When I first started flying, I was a kid and my ignorance was vast. And it showed. I took stupid chances, did risky things, put other people in harm's way, flying too low and too fast, yanking and baking around terrain. I won't lie. It was fun, and it was exhilarating. But crazy risky. Looking back, I realize that one of the biggest reasons I took such chances is that I didn't know just how risky it really was. I mean, I knew that plane crashes were deadly. But I was a kid, full of a kind of self-confidence born of not knowing all those things I didn't know.

It was a phase I survived, thank goodness, but probably only because as I grew to better understand the nature of flying, I felt less and less like pushing my luck. A dozen years later, by the time I was married with kids, things were fundamentally different. I had more ratings, a fatter logbook, far greater technical knowledge of flight and the aircraft we fly in, better stick and rudder skills and, I'd say most importantly, a much better understanding of where the risks were and how to be safer with that knowledge.

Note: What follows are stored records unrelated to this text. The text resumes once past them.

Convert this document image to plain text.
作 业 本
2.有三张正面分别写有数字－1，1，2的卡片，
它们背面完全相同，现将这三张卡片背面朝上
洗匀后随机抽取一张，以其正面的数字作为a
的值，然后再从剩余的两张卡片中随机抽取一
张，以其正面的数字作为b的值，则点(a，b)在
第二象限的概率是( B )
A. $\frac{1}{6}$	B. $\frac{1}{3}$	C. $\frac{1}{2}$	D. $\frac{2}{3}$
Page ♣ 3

Some folks say that we shouldn't talk about risk, that it will scare prospects away. I think the opposite. I think among the first things a prospective pilot should hear is that flying is inherently risky and the things they're going to be learning are all about cutting that risk while increasing competency and proficiency. It's a process we begin on our first day of training and that we never complete.

It's in our nature to forget, once we're good at something, that it was once upon a time really hard to do. Flying is a complex activity, one that requires a great deal of what otherwise might be thought of as arcane knowledge if it weren't for the fact that such knowledge is often the only thing standing between you and your untimely fate. Spin recovery? I can do it in my sleep, because I had instructors who taught me that being able to do it without even thinking about it might one day be the difference between life and death. It hasn't been, at least so far. But they had a good point. Flying is a life and death activity, and those who don't get that are putting themselves and those they fly with at greater risk than they should.

Flying is the coolest thing most of us have ever done or ever will. After all these years I've learned that the fun will take care of itself, and that there's a lot more where that came from, so long as we're still around to enjoy it.

A commercial pilot, editor-in-Chief Isabel Goyer has been flying for more than 40 years, with hundreds of different aircraft in her logbook and thousands of hours. An award-winning aviation writer, photographer and editor, Ms. Goyer led teams at Sport Pilot, Air Progress and Flying before coming to Plane & Pilot in 2015.